Analyzing employment trends through cell phone data
Policymakers now have another tool in their arsenal to help recognize and respond quickly to economic shocks. A new research study co-authored by Harvard Kennedy School Assistant Professor Daniel Shoag finds that call detail records (CDRs) from mobile phones can provide analysts with a fairly accurate understanding of localized or even regionalized employment and unemployment trends in close to real time. "Tracking employment shocks using mobile phone data" is published in the June 2015 issue of the Journal of the Royal Society Interface.
"Economic statistics are critical for decision-making by both government and private institutions. Despite their great importance, current measurements draw on limited sources of information, losing precision with potentially dire consequences," the authors write, citing erroneous estimates of the contraction of the GDP in the fourth quarter of 2008 as an excellent case study. "The government statistics were wrong and may have hampered an effective intervention. As participation rates in unemployment surveys drop, serious questions have been raised as to the declining accuracy and increased bias in unemployment numbers."
Shoag and his co-authors examined three different sets of cell phone data – at the individual, community and provincial levels—in order to examine how the data matched job losses in real time.

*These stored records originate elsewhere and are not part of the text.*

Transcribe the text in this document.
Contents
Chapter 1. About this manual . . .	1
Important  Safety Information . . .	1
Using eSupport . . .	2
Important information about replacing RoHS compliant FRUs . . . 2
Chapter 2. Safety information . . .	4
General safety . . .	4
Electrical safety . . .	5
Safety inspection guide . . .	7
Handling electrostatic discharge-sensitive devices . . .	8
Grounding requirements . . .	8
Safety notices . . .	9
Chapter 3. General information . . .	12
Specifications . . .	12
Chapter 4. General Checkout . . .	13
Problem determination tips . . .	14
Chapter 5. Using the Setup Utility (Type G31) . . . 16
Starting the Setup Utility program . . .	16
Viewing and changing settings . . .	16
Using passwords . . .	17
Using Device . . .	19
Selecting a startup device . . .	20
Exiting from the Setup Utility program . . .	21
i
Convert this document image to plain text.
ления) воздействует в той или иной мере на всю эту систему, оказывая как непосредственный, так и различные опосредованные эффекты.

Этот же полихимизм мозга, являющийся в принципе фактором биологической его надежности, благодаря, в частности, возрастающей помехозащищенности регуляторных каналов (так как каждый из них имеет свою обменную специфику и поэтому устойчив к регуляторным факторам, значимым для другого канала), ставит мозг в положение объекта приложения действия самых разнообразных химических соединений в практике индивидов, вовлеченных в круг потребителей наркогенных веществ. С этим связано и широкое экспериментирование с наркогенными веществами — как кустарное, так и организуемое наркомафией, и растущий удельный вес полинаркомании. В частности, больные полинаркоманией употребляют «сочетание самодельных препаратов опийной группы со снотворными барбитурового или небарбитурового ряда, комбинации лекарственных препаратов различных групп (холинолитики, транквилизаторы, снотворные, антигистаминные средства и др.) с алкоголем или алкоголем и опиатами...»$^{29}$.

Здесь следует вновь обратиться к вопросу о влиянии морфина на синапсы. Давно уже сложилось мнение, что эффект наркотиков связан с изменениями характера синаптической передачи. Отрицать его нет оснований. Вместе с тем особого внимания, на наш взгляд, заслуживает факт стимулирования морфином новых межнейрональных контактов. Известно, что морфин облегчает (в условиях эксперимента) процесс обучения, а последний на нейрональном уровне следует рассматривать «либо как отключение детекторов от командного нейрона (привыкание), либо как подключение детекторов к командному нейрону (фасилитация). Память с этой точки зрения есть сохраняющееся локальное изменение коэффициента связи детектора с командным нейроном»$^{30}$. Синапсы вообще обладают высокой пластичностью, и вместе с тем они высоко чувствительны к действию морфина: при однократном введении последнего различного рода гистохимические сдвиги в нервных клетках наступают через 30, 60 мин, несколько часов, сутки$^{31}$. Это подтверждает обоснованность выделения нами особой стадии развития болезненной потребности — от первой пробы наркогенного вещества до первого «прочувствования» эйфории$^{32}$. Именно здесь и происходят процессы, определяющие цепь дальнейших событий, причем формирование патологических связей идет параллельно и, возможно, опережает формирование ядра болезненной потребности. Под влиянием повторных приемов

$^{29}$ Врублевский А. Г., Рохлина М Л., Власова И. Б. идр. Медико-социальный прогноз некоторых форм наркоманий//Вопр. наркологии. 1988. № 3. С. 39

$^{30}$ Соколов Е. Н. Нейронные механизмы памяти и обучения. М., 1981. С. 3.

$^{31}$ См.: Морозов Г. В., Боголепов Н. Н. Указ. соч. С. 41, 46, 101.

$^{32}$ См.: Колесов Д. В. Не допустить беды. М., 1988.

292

"We have demonstrated the ability of massive, passively collected data to identify salient features of economic shocks that can be scaled up to measure macroeconomic changes," the authors conclude. "These methods allow us to predict 'present' unemployment rates two-to-eight weeks prior to the release of traditional estimates and predict 'future' rates up to four months ahead of official reports more accurately than using historical data alone."
Shoag and his co-authors argue that "the ability to get this information weeks to months faster than traditional methods is extremely valuable to policy and decision-makers in public and private institutions…[and] just as important, the micro nature of these data allow for the development of new empirical approaches to study the effect of economic shocks on interrelated individuals."